Kurzbeschreibung
"Der architektonische Rationalismus geht von der Annahme aus, dass Architektur auf zeitlosen Regeln und Gesetzen gründet. Dieser in der Disziplin der Architektur selbst verankerte Kanon transhistorischer Verbindlichkeiten gilt der Rückbesinnung als diejenige letzte Instanz, die aus der ästhetischen Krise der modernen Architektur und ihrer Stadt-Vergessenheit herausführt. Das historisch offene Projekt rationalistischer Architektur sieht sich gegenwärtig, im globalen Zeitalter, erweiterten Fragen und neuer Sorge um die Stadt gegenüber."

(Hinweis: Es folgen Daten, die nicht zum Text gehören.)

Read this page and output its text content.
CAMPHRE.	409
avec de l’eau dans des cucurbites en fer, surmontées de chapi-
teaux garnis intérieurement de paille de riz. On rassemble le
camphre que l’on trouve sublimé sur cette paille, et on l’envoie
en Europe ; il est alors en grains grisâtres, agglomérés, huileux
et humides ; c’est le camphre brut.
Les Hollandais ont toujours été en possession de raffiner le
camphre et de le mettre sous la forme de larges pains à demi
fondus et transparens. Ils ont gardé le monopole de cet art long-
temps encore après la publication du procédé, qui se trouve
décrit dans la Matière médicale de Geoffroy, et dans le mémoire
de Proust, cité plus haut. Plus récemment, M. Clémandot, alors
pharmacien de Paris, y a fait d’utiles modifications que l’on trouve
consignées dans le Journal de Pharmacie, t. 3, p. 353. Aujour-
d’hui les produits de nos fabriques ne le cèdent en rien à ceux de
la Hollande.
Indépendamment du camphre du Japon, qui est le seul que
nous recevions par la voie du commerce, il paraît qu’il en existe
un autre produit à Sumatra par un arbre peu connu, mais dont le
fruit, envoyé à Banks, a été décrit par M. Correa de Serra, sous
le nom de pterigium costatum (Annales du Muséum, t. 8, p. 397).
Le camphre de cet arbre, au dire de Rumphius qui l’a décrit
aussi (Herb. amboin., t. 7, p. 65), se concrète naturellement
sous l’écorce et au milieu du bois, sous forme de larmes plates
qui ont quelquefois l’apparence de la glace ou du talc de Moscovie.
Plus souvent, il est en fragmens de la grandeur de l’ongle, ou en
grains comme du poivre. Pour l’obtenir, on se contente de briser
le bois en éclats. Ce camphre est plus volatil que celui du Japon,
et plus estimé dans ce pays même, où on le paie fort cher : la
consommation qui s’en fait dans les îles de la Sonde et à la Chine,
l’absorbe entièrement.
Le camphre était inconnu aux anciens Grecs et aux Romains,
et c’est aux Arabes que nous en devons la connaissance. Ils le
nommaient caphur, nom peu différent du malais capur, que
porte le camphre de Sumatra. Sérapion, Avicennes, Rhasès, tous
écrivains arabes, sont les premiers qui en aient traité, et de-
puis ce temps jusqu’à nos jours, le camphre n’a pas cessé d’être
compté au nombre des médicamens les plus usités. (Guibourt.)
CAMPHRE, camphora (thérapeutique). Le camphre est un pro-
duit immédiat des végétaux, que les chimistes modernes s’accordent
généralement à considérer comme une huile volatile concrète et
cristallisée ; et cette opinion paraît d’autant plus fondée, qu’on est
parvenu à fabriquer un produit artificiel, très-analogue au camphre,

Die dreibändige Edition, die in der Nachfolge des Kölner Kongresses "Die Idee der Stadt. Konzepte einer rationalistischen Architektur" vom September 2008 erscheint, konfrontiert die Idee des Rationalismus in der Architektur mit den großen zeitgenössischen Fragen, die sich an den Entwurf und das Bauen in der Gegenwart richten. Architekten, Architekturtheoretiker, -historiker und -kritiker stellen in ihren Beiträgen überkommene und erneuernde Theorien, Konzeptionen und Ideen einer Architektur der Stadt vor.
Über den Autor
Uwe Schröder, geb. 1964 in Bonn, von 1986-1992 Architekturstudium an der Rheinisch-Westfälischen Technischen Hochschule Aachen, Aufbaustudium an der Kunstakademie Düsseldorf von 1992-1995, Meisterschüler; seit 1993 eigenes Büro in Bonn; von 2000-04 Lehraufträge in Bochum und Köln, 2004-08 Professur für Entwerfen und Architekturtheorie an der Fachhochschule Köln, seit 2008 Professor am Lehr- und Forschungsgebiet Raumgestaltung der RWTH Aachen; Uwe Schröder erhielt für seine Bauten zahlreiche Auszeichnungen, darunter den Deutschen Kritikerpreis 2004 und das Stipendium der Deutschen Akademie Rom Villa Massimo 2006; Veröffentlichungen zur Theorie des architektonischen Raumes.